Hey @Thorby, I’m really sorry about that. It looks like we had another spike in API requests from another user. Just made some actions to fix it, so it should work as expected now. We’re working on some monitoring improvements from our side, so that we get notified about it.
Hey @Thorby, I saw your message about the problem recurring. Did you try just now, like a couple of minutes ago, because we just fixed another problem related to it?
Does this mean the error will repeat and repeat until Baserow notice high usage from a user and manually adjsut their constraints ?
Also, plase can you point me in the direction of the documentation that describes the technical fallovers/contraints/features of webhooks (e.g. dropped webhooks, queued webhooks, batched webhooks, etc) so we can code our applications accordingly?

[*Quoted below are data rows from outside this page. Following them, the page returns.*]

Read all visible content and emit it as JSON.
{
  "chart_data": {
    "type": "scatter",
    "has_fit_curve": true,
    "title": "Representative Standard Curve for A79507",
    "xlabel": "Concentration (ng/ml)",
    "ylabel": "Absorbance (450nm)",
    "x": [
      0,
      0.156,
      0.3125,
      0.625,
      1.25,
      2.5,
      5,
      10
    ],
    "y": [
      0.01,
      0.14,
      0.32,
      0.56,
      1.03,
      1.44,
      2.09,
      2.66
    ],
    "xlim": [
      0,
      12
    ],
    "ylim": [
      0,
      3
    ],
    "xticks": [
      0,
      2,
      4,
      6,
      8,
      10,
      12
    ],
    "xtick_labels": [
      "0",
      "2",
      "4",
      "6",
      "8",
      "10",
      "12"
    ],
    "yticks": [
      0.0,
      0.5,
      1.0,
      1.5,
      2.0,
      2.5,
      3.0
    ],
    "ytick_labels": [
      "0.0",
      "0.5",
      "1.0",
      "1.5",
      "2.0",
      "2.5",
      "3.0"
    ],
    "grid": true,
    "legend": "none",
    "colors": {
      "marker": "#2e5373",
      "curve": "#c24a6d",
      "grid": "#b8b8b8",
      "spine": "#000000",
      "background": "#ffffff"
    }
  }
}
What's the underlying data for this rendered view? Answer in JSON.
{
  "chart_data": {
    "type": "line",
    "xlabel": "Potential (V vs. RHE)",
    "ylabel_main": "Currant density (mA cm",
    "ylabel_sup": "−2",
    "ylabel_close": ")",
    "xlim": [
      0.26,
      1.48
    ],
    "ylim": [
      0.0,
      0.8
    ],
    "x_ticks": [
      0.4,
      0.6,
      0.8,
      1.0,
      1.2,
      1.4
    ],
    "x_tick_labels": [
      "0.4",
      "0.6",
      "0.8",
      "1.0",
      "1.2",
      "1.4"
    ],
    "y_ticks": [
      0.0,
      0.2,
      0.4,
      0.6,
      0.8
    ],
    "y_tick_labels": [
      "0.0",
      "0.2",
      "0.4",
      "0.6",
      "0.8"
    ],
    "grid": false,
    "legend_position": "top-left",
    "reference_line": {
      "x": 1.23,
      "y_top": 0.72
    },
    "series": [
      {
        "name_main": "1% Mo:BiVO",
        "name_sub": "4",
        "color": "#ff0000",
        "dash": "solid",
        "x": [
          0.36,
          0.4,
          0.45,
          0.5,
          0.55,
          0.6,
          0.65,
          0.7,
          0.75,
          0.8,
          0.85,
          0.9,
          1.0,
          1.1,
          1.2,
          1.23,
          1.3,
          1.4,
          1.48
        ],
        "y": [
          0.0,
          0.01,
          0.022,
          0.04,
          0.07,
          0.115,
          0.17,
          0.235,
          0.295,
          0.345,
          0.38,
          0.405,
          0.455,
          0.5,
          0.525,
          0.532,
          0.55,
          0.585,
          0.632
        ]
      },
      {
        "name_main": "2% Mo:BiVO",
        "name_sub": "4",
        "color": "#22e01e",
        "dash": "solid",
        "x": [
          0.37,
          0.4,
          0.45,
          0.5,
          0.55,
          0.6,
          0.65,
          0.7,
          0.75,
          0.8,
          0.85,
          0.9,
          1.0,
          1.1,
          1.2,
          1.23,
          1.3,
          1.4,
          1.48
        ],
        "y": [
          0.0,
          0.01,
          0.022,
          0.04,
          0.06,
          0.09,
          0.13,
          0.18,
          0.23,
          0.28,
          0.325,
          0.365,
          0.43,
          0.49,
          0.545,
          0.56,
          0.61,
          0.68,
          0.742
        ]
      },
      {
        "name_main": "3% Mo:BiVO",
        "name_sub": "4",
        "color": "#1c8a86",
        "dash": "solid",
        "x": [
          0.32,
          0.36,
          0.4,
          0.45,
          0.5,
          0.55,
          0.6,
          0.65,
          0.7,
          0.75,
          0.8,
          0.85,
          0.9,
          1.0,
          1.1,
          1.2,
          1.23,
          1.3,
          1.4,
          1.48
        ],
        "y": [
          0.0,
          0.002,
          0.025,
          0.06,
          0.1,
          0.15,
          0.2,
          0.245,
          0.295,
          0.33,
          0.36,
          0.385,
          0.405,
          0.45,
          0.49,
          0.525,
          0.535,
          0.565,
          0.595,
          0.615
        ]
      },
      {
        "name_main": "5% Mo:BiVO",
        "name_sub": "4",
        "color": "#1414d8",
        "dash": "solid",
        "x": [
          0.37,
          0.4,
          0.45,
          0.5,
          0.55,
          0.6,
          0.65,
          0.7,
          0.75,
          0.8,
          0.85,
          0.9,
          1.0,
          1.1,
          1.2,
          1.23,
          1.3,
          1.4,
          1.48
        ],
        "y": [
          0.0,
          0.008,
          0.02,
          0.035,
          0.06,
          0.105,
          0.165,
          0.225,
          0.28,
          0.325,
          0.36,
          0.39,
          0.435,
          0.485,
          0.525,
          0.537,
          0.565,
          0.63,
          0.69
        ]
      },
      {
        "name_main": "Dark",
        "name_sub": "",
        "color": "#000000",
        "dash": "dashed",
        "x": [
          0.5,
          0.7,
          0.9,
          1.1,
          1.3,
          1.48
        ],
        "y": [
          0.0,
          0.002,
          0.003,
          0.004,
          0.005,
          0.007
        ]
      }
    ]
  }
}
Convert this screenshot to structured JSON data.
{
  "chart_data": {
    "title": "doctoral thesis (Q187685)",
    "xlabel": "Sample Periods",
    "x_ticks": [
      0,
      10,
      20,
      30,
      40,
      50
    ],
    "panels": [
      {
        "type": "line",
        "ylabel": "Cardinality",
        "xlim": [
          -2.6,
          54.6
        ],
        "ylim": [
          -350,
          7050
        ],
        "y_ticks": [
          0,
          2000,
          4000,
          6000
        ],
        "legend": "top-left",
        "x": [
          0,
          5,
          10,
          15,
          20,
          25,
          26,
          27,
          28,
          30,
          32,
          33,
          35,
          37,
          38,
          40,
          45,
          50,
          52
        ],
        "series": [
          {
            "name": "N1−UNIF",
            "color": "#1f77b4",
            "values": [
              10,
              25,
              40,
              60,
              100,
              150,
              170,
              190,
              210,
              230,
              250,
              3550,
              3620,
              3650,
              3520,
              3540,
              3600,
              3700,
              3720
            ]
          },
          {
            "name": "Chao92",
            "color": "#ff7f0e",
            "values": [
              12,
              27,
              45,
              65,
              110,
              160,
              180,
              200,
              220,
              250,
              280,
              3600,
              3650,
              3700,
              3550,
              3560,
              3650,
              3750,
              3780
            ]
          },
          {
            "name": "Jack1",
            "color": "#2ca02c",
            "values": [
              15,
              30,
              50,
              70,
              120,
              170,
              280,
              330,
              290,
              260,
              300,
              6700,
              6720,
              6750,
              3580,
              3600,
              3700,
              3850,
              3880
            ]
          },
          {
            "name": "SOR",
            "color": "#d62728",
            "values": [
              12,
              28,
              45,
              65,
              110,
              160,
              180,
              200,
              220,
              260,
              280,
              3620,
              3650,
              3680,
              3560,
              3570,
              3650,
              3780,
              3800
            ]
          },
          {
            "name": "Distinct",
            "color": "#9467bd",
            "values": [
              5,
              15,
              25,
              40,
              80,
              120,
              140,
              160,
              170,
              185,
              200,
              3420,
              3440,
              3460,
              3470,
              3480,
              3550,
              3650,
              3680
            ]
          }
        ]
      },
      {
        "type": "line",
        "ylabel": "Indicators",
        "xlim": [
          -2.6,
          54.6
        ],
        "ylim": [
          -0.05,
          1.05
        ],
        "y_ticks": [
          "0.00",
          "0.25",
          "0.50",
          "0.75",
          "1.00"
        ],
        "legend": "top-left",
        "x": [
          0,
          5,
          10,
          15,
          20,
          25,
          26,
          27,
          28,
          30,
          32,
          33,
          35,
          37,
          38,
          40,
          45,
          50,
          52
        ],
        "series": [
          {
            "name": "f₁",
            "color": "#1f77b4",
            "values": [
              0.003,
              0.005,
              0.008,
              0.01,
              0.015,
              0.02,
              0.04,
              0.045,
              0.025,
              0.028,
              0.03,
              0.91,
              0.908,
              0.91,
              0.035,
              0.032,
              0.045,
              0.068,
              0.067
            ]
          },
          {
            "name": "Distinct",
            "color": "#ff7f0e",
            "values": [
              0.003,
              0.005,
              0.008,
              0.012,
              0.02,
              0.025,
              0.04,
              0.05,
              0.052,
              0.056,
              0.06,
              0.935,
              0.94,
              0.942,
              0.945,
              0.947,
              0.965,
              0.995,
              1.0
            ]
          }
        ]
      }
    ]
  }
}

This is a difficult problem to avoid, to be honest. A solution would be to limit every user in the number of API requests further, but that would prevent users from temporarily peaking in API requests, and that is also not something we want.
We’re also going to introduce auto-scaling of our background task workers based on queue size. If the queue size increases, we will then automatically spin up more servers to handle the load accordingly, so that other users like you are not affected by a temporary increase.
A combination of both should allow us to be notified early when it happens, and allow everyone to keep using Baserow as usual.